Le troisième lien : un pont comme plan B

Par Claude Bélanger, M. Arch., Ph. D. (Géographie urbaine)
Publié le 16 juin 2022
Illustration: Claude Bélanger

Deux importants projets d’infrastructures de transports sont présentement à l’étude dans la région de Québec : un tunnel sous-fluvial, qui relierait les centres de Québec et de Lévis, et un tramway qui serait construit dans les quartiers centraux de Québec. Au total, ces deux projets pourraient représenter une facture de quinze milliards

Dans le cas du tramway par exemple, on se demande pourquoi chambouler les quartiers centraux alors qu’on pourrait simplement poursuivre la modernisation des autobus qui, soit dit en passant, forment déjà un réseau structurant. Et, à la fin, on constate que la ville n’est pas assez grande pour héberger un deuxième moyen de transports collectif. Cela impose des pôles d’échange qui apparaissent superficiels et créent des ruptures de trajet qui pénalisent l’efficacité des parcours.

D’autres, plus cyniques, disent qu’il faut un tramway parce que les trois milliards sont disponibles : «Si on ne prend pas le magot, il s’en va à Montréal». De toute façon, nul doute que ce montant pourrait servir à l’électrification de notre réseau d’autobus et à l’amélioration de son accessibilité.

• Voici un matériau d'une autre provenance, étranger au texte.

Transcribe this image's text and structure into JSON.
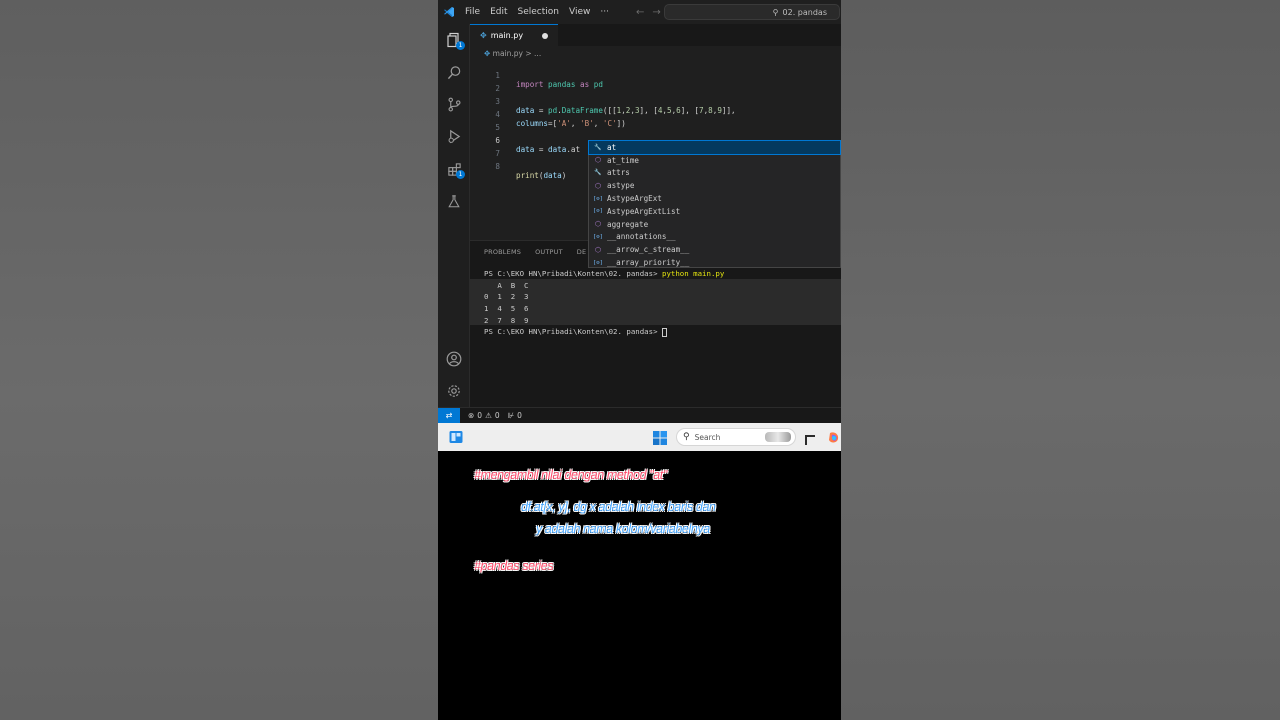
{
  "menu": {
    "items": [
      "File",
      "Edit",
      "Selection",
      "View",
      "···"
    ],
    "search_text": "02. pandas"
  },
  "activity": {
    "explorer_badge": "1",
    "extensions_badge": "1"
  },
  "tab": {
    "label": "main.py",
    "breadcrumb": "main.py > ..."
  },
  "editor": {
    "line_numbers": [
      "1",
      "2",
      "3",
      "4",
      "5",
      "6",
      "7",
      "8"
    ]
  },
  "suggestions": [
    {
      "label": "at",
      "kind": "tool",
      "selected": true
    },
    {
      "label": "at_time",
      "kind": "method",
      "selected": false
    },
    {
      "label": "attrs",
      "kind": "tool",
      "selected": false
    },
    {
      "label": "astype",
      "kind": "method",
      "selected": false
    },
    {
      "label": "AstypeArgExt",
      "kind": "field",
      "selected": false
    },
    {
      "label": "AstypeArgExtList",
      "kind": "field",
      "selected": false
    },
    {
      "label": "aggregate",
      "kind": "method",
      "selected": false
    },
    {
      "label": "__annotations__",
      "kind": "field",
      "selected": false
    },
    {
      "label": "__arrow_c_stream__",
      "kind": "method",
      "selected": false
    },
    {
      "label": "__array_priority__",
      "kind": "field",
      "selected": false
    }
  ],
  "panel": {
    "tabs": [
      "PROBLEMS",
      "OUTPUT",
      "DE"
    ]
  },
  "terminal": {
    "prompt": "PS C:\\EKO HN\\Pribadi\\Konten\\02. pandas>",
    "command": "python main.py",
    "output": [
      "   A  B  C",
      "0  1  2  3",
      "1  4  5  6",
      "2  7  8  9"
    ]
  },
  "status": {
    "errors": "0",
    "warnings": "0",
    "ports": "0"
  },
  "taskbar": {
    "search_placeholder": "Search"
  },
  "captions": {
    "line1": "#mengambil nilai dengan method \"at\"",
    "line2": "df.at[x, y], dg x adalah index baris dan",
    "line3": "y adalah nama kolom/variabelnya",
    "line4": "#pandas series"
  },
  "colors": {
    "accent": "#0078d4",
    "caption_red": "#ff4d6d",
    "caption_blue": "#4aa8ff"
  }
}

Dans le cas du troisième lien, on prend pour acquis qu’il devrait avoir la forme d’un tunnel à l’est. Les études comparatives d’avant-projet ne semblent pas avoir inclus la possibilité de construire un troisième pont, tout juste à l’ouest du pont Pierre-Laporte. Pourtant, si une chose est évidente, c’est que les problèmes de circulation dans la région sont surtout localisés dans le secteur des ponts. Et on peut penser que ni le tunnel, ni le tramway, ne vont contribuer à régler ce problème, du moins à court terme. Le secteur des ponts est un point névralgique sur le plan des transports : le pont de Québec est un lien ferroviaire important entre les deux rives, alors que le pont Pierre-Laporte doit desservir à lui seul toutes les autoroutes qui doivent traverser le fleuve à cet endroit. Cela comprend un important transport commercial qui provient de plusieurs régions, même des États-Unis.

C’est le contexte géographique du rétrécissement du fleuve qui a fait privilégier la construction des ponts à cet endroit. Quand, par comparaison, on examine la coupe de terrain du tunnel, il ressort que la longueur du tracé est conditionnée par la géographie, essentiellement par la largeur et la profondeur du fleuve à cet endroit. D’où une longueur de tunnel de 8,3 kilomètres, alors qu’on traverse le fleuve en seulement 1,5 kilomètres aux niveaux des ponts. Cette situation fait que le tunnel coûterait toujours cinq à six fois plus cher qu’un nouveau pont qui serait construit tout juste à l’ouest du pont Pierre-Laporte. Inévitablement, ce dernier projet présenterait des difficultés techniques, mais pas plus importantes que celles du tunnel. Comme on le voit, à lui seul l’avantage des coûts rend pertinente l’analyse d’un troisième pont comme plan B.

Le projet d’un troisième lien, aussi important par son coût et ses enjeux, mériterait donc une analyse comparative entre ces deux solutions, soit le tunnel, soit le pont. Parmi les critères, il y a l’inscription de chacun des projets dans la logique territoriale de la région. On le sait, la géographie conditionne toute l’implantation humaine dans la région, depuis les Premières Nations à l’embouchure de la rivière Saint-Charles, en passant par l’installation des Français à la Place Royale. L’histoire de notre région montre qu’à toutes les étapes du développement, même pour les autoroutes urbaines et l’implantation des banlieues, le paysage urbain a été construit par couches successives, en tenant compte des conditions géographiques, des implantations existantes, des réseaux viaires et des trames cadastrales sous-jacentes.

De cette manière, la localisation des ponts a défini des axes de développement importants qui continuent de croître aujourd’hui. C’est à prendre en considération car on s’inscrit, à cet endroit, dans une logique territoriale très forte, avec des contraintes qui exigeraient certes du doigté, mais pour un projet qui présenterait un beau défi sur le plan du développement. Le nouveau pont pourrait avoir six voies alors que le tunnel n’en aurait que quatre. Et les travaux de branchement au réseau existant seraient beaucoup plus simples, d’où un projet qui pourrait être cinq fois moins cher que le tunnel. Il restera à trouver le nom de ce nouveau pont!